Of course, some destinations naturally lend themselves to a particular type of travel. For example, the Galapagos Islands are unlikely to appeal to those not interested in wildlife. But if you were, say, an iguana enthusiast, and you gallivanted off to the Galapagos for ten days, you’d probably find yourself surrounded by like-minded souls.
Eco-tourism and voluntourism are two other relatively new travel niches that are becoming increasingly compelling reasons to travel. Instead being perched poolside at a luxury tropical resort for the duration of their stay, holiday makers might instead choose to spend a day helping to rebuild a cyclone-damaged school or digging a new cesspit for a local village.
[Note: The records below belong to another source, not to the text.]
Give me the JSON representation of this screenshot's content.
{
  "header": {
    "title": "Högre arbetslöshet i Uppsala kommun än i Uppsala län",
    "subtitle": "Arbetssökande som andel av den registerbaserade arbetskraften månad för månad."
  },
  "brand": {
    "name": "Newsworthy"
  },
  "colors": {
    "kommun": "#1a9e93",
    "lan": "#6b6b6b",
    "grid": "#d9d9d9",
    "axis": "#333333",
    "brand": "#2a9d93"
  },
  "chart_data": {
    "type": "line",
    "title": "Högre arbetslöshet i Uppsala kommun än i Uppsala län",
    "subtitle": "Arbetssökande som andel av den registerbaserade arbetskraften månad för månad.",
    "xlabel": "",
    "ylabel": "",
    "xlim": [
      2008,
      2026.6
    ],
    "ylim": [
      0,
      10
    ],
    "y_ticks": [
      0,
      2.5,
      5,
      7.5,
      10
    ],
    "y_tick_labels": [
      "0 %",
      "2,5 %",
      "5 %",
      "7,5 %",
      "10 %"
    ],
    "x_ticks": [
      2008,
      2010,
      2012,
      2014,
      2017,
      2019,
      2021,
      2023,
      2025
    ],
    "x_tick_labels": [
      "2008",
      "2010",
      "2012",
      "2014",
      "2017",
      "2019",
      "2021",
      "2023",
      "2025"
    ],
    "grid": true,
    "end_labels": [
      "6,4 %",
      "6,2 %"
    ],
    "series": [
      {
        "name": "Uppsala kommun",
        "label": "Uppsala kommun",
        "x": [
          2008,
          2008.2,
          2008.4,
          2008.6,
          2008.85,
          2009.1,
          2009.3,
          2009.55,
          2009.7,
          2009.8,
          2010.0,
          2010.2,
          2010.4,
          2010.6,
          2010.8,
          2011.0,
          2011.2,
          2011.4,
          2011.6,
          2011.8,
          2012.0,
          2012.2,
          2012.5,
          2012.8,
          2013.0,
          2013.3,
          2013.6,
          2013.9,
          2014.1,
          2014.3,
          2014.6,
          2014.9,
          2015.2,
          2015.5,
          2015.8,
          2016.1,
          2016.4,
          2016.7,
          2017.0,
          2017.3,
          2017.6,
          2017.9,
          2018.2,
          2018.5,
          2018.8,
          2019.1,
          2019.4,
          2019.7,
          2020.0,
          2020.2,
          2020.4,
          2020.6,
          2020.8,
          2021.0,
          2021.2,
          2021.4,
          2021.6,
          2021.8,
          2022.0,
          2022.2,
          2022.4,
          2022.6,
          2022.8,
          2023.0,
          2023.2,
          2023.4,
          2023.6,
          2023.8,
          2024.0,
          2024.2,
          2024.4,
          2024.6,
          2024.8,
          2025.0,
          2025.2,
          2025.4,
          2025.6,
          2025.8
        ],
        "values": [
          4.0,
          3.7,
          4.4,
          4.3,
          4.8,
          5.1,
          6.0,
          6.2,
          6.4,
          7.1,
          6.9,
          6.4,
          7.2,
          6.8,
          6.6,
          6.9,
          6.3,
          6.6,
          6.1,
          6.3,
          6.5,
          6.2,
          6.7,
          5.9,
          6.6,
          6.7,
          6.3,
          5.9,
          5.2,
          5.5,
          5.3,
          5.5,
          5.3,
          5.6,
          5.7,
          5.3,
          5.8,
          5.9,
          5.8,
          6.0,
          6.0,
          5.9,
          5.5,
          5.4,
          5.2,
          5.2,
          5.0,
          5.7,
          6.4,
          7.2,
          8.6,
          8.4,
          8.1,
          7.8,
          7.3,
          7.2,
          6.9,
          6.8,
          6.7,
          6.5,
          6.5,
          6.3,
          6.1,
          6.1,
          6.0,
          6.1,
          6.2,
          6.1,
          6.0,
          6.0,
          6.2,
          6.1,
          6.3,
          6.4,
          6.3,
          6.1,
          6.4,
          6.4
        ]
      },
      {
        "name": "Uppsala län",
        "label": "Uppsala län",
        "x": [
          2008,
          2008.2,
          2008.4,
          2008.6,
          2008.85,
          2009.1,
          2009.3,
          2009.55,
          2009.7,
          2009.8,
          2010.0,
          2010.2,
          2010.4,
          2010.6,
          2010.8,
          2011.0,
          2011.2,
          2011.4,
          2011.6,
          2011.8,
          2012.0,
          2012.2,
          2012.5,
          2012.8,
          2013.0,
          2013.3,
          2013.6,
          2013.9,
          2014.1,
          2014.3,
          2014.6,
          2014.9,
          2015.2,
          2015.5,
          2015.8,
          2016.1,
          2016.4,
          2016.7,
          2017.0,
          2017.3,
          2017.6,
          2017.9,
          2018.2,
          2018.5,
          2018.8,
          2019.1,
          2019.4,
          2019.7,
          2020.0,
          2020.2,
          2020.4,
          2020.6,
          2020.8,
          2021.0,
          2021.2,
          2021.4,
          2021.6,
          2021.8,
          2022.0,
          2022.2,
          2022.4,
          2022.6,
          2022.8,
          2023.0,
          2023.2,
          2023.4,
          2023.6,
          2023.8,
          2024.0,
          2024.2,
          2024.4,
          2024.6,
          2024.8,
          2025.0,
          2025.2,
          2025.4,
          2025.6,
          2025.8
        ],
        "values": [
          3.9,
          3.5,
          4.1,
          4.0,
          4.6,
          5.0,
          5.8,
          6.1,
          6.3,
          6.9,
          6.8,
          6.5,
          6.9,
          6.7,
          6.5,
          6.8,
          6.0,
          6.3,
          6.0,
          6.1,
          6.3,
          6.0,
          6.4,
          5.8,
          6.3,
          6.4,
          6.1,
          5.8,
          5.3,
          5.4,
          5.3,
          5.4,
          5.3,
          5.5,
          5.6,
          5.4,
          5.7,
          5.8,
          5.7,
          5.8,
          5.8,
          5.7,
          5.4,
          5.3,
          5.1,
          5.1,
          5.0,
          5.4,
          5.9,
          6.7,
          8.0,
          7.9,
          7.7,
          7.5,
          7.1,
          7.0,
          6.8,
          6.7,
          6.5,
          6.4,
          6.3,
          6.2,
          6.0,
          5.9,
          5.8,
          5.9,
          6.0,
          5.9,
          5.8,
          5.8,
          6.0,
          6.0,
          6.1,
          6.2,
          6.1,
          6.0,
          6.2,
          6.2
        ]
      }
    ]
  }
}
These holiday choices often stem from a strong desire to connect with the people we meet on our travels. If you’re in France as an example these travellers don’t just want to see a market from the window of the coach; they want to walk through that market, smell and taste and feel the produce, listen to the banter, and try out their rusty conversational French on the locals.
Improvements in technology have helped to make us brave in trying new destinations and new experiences. With a few taps or clicks, we can view our Marrakesh hotel on Google Earth and see where it is in relation to the souk, learn about local delicacies, or educate ourselves as to local customs and protocols. We can even research the best way to befriend a camel before we embark on a desert sunset ride.
With such a vast world of destinations and experiences at our fingertips, it’s more important than ever to have someone who can help put the jigsaw pieces together and arrange them into a holiday that ticks all of your boxes.
Your personal travel manager has a wealth of experience and access to a network of colleagues who, between them, have probably experienced almost every type of holiday that you can dream up.